Esa inhóspita estrella, Próxima Centauri, también llamada Alfa Centauri C, se halla solamente a cuatro y pico años luz de distancia de la nuestra, pero su entorno desapacible hace que sus compañeras Alfa Centauri A y Alfa Centauri B, algo más apartadas del Sol, se vuelvan destinos turísticos preferentes. De hecho, Alfa Centauri A es muy similar al Sol, ligeramente más grande, y sus inmediaciones podrían albergar condiciones propicias a la visita humana. Ahora bien, en la Vía Láctea hay miles de millones de estrellas un poco más alejadas (no por ello menos atractivas). El diámetro de nuestra galaxia es de unos cien mil años luz, de modo que un recorrido de un lado al otro, repito, con la nave más célere hasta hoy producida, duraría no mucho más de dos mil quinientos millones de años terrestres. No es demasiado. Y el vertiginoso desarrollo tecnológico actual nos permite suponer que pronto se reducirá el tiempo de tales travesías para escaparnos de la Vía Láctea sin dificultad –por suerte nuestro sistema planetario se encuentra en los arrabales de la misma– y vacacionar en las galaxias vecinas.

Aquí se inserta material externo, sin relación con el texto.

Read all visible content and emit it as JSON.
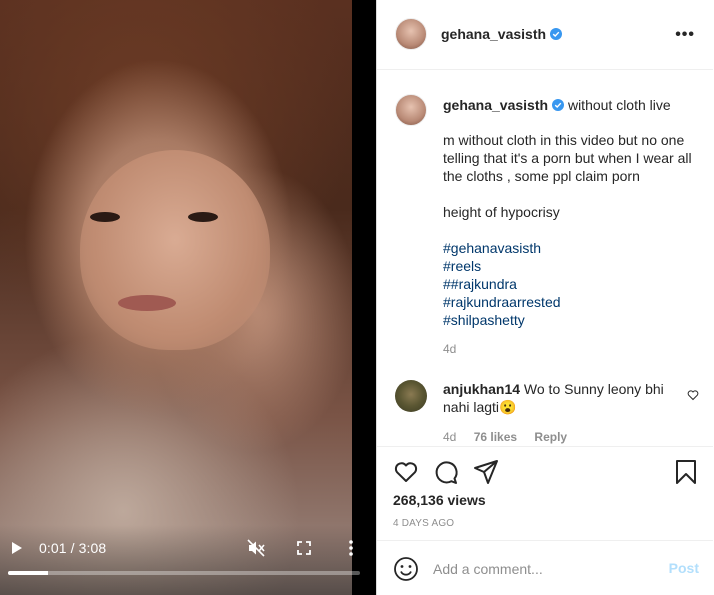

Existen proyectos más o menos serios, todos ellos en pañales, para realizar viajes interestelares e intergalácticos con propulsión nuclear (véase en Google “Project Orion”, “Project Daedalus” y “Project Longshot”, por ejemplo), con cohetes de antimateria (“antimatter rockets”), con aceleradores de partículas (“beamed propulsion”) y otros aparatos por el estilo. Pero quizá haya llegado la hora de renunciar a la construcción de artefactos espaciales con materiales toscos de origen terreno y de concentrarnos en la fabricación de astronaves lumínicas de propulsión a chorro. Científicamente hablando, sin violar ciertas leyes, ninguna materia o información puede viajar o transmitirse a una velocidad superior a la del agente físico que hace visibles las cosas. Con esas naves de luz nos demoraríamos un puñado de siglos en abandonar nuestra galaxia para enfilar hacia otra cualquiera. Bastarían unos cuantos milenios para arribar a la más próxima. Andrómeda, la galaxia espiral contigua a la nuestra, queda solamente a 2.5 millones de años terrestres si nos dirigimos a ella a la velocidad de un rayo luminoso. De nuevo, no es demasiado.

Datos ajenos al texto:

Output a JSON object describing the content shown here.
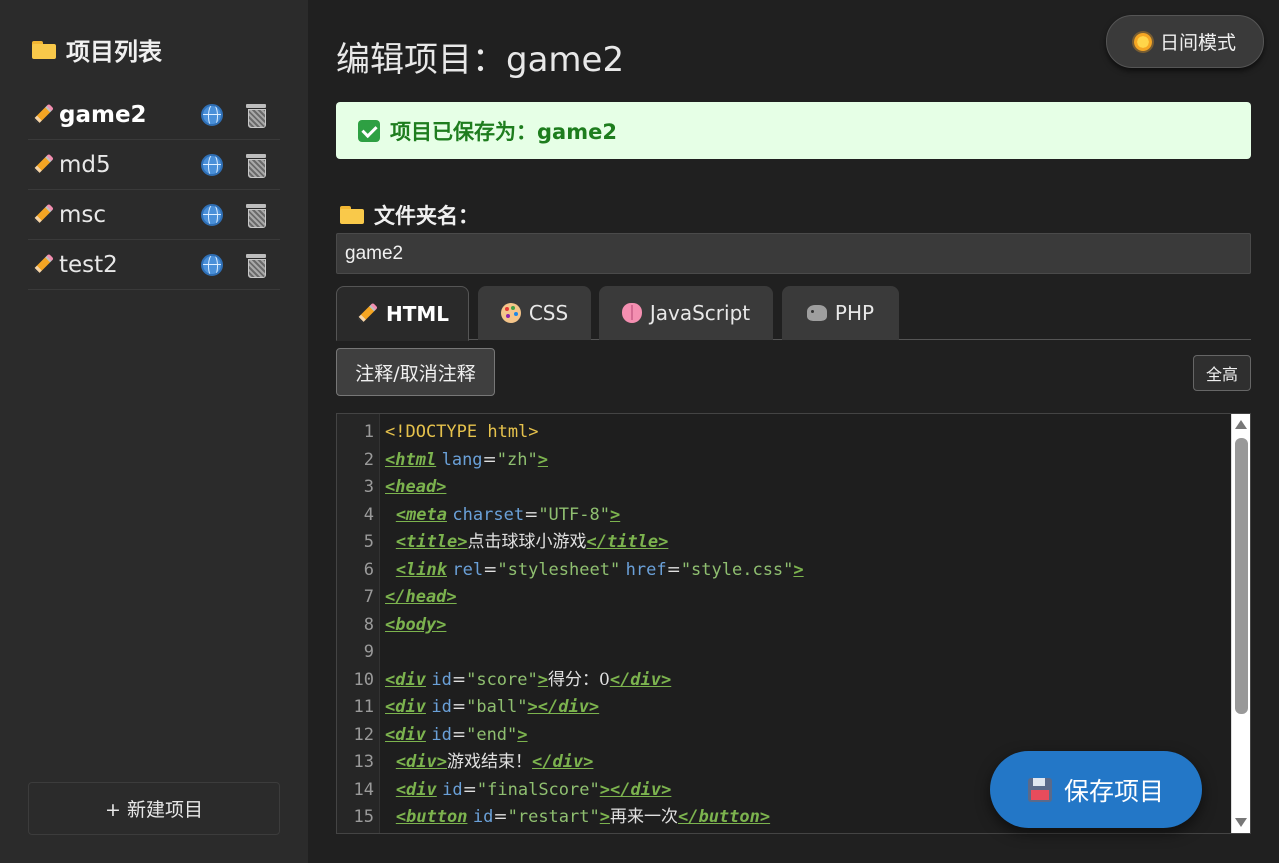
{
  "sidebar": {
    "title": "项目列表",
    "projects": [
      {
        "name": "game2",
        "active": true
      },
      {
        "name": "md5",
        "active": false
      },
      {
        "name": "msc",
        "active": false
      },
      {
        "name": "test2",
        "active": false
      }
    ],
    "new_project_label": "+ 新建项目"
  },
  "header": {
    "title": "编辑项目：game2",
    "theme_toggle_label": "日间模式"
  },
  "alert": {
    "message": "项目已保存为：game2",
    "color": "#1e7d1e"
  },
  "folder": {
    "label": "文件夹名：",
    "value": "game2"
  },
  "tabs": [
    {
      "label": "HTML",
      "icon": "pencil-icon",
      "active": true
    },
    {
      "label": "CSS",
      "icon": "palette-icon",
      "active": false
    },
    {
      "label": "JavaScript",
      "icon": "brain-icon",
      "active": false
    },
    {
      "label": "PHP",
      "icon": "elephant-icon",
      "active": false
    }
  ],
  "toolbar": {
    "comment_label": "注释/取消注释",
    "fullheight_label": "全高"
  },
  "editor": {
    "lines": [
      {
        "no": "1",
        "tokens": [
          [
            "doc",
            "<!DOCTYPE html>"
          ]
        ]
      },
      {
        "no": "2",
        "tokens": [
          [
            "tag",
            "<html"
          ],
          [
            "txt",
            " "
          ],
          [
            "attr",
            "lang"
          ],
          [
            "txt",
            "="
          ],
          [
            "str",
            "\"zh\""
          ],
          [
            "tag",
            ">"
          ]
        ]
      },
      {
        "no": "3",
        "tokens": [
          [
            "tag",
            "<head>"
          ]
        ]
      },
      {
        "no": "4",
        "tokens": [
          [
            "txt",
            "  "
          ],
          [
            "tag",
            "<meta"
          ],
          [
            "txt",
            " "
          ],
          [
            "attr",
            "charset"
          ],
          [
            "txt",
            "="
          ],
          [
            "str",
            "\"UTF-8\""
          ],
          [
            "tag",
            ">"
          ]
        ]
      },
      {
        "no": "5",
        "tokens": [
          [
            "txt",
            "  "
          ],
          [
            "tag",
            "<title>"
          ],
          [
            "txt",
            "点击球球小游戏"
          ],
          [
            "tag",
            "</title>"
          ]
        ]
      },
      {
        "no": "6",
        "tokens": [
          [
            "txt",
            "  "
          ],
          [
            "tag",
            "<link"
          ],
          [
            "txt",
            " "
          ],
          [
            "attr",
            "rel"
          ],
          [
            "txt",
            "="
          ],
          [
            "str",
            "\"stylesheet\""
          ],
          [
            "txt",
            " "
          ],
          [
            "attr",
            "href"
          ],
          [
            "txt",
            "="
          ],
          [
            "str",
            "\"style.css\""
          ],
          [
            "tag",
            ">"
          ]
        ]
      },
      {
        "no": "7",
        "tokens": [
          [
            "tag",
            "</head>"
          ]
        ]
      },
      {
        "no": "8",
        "tokens": [
          [
            "tag",
            "<body>"
          ]
        ]
      },
      {
        "no": "9",
        "tokens": []
      },
      {
        "no": "10",
        "tokens": [
          [
            "tag",
            "<div"
          ],
          [
            "txt",
            " "
          ],
          [
            "attr",
            "id"
          ],
          [
            "txt",
            "="
          ],
          [
            "str",
            "\"score\""
          ],
          [
            "tag",
            ">"
          ],
          [
            "txt",
            "得分：0"
          ],
          [
            "tag",
            "</div>"
          ]
        ]
      },
      {
        "no": "11",
        "tokens": [
          [
            "tag",
            "<div"
          ],
          [
            "txt",
            " "
          ],
          [
            "attr",
            "id"
          ],
          [
            "txt",
            "="
          ],
          [
            "str",
            "\"ball\""
          ],
          [
            "tag",
            "></div>"
          ]
        ]
      },
      {
        "no": "12",
        "tokens": [
          [
            "tag",
            "<div"
          ],
          [
            "txt",
            " "
          ],
          [
            "attr",
            "id"
          ],
          [
            "txt",
            "="
          ],
          [
            "str",
            "\"end\""
          ],
          [
            "tag",
            ">"
          ]
        ]
      },
      {
        "no": "13",
        "tokens": [
          [
            "txt",
            "  "
          ],
          [
            "tag",
            "<div>"
          ],
          [
            "txt",
            "游戏结束！"
          ],
          [
            "tag",
            "</div>"
          ]
        ]
      },
      {
        "no": "14",
        "tokens": [
          [
            "txt",
            "  "
          ],
          [
            "tag",
            "<div"
          ],
          [
            "txt",
            " "
          ],
          [
            "attr",
            "id"
          ],
          [
            "txt",
            "="
          ],
          [
            "str",
            "\"finalScore\""
          ],
          [
            "tag",
            "></div>"
          ]
        ]
      },
      {
        "no": "15",
        "tokens": [
          [
            "txt",
            "  "
          ],
          [
            "tag",
            "<button"
          ],
          [
            "txt",
            " "
          ],
          [
            "attr",
            "id"
          ],
          [
            "txt",
            "="
          ],
          [
            "str",
            "\"restart\""
          ],
          [
            "tag",
            ">"
          ],
          [
            "txt",
            "再来一次"
          ],
          [
            "tag",
            "</button>"
          ]
        ]
      }
    ]
  },
  "save_button": {
    "label": "保存项目",
    "color": "#2377c7"
  }
}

Otra opción, aunque menos emocionante –en cámara lenta, digamos–, sería emplear el propio Sol, directamente como nave o colgando nuestro planeta de él por medios gravitatorios, para viajar hacia los espacios en que flotan las otras estrellas, pese a que cuando llegáramos ya no estuvieran allí (lo que ya es factible actualmente y nos proporciona emociones innúmeras). Esto que parece un dato bobo no lo es tanto. El Sol, y todos los planetas con él, se desplaza aproximadamente a 800,000 kilómetros por hora alrededor del centro de la Vía Láctea, subyugadoramente más rápido que cualquier transporte de factura humana, y eso sin sumar que se ve arrastrado a velocidad mucho mayor, con violencia inconcebible, por la galaxia toda como la punta de un látigo alrededor del inaudito centro de una maraña universal de billones de galaxias.

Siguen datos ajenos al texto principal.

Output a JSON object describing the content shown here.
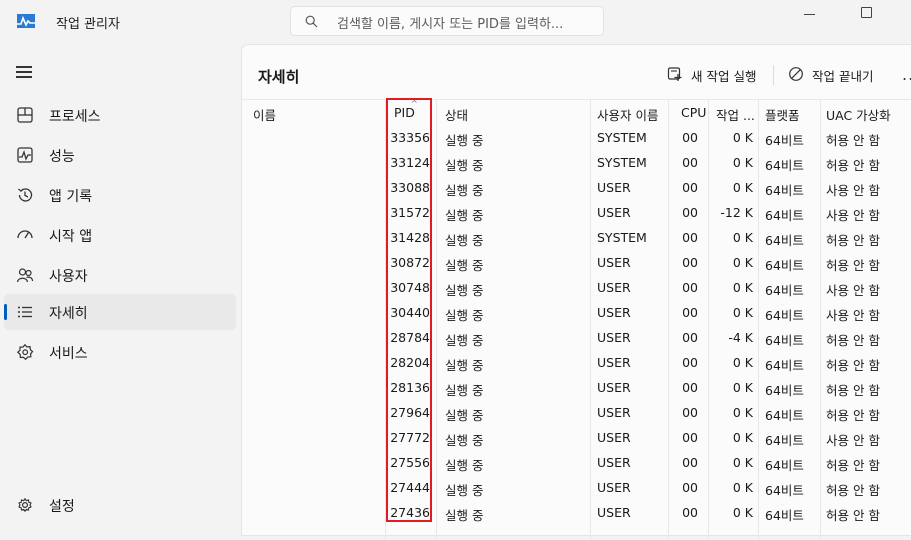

En fin, para nuestra fortuna podemos explorar una posibilidad olvidada e impredecible: la Teleportación Súbita, Sabia y Desinteresada (Sudden, Wise and Selfless Teleportation, en la jerga científica). Con este procedimiento, trasladarse a cualquier estrella o conjunto de estrellas no requeriría nada de tiempo ni derroche alguno de recursos naturales. Cierto desgaste neuronal, tal vez. A menudo, y he aquí uno de los logros menos celebrados de la ciencia, se subestima que la razón pudiera ser mucho más veloz y eficaz que la luz, la cual sirve maravillosamente para observar el firmamento, ver la tele, captar la realidad, enviarnos mensajes electrónicos, música, fotos y demás, pero, como se desprende de lo dicho hasta aquí, no para viajar. Es demasiado lenta.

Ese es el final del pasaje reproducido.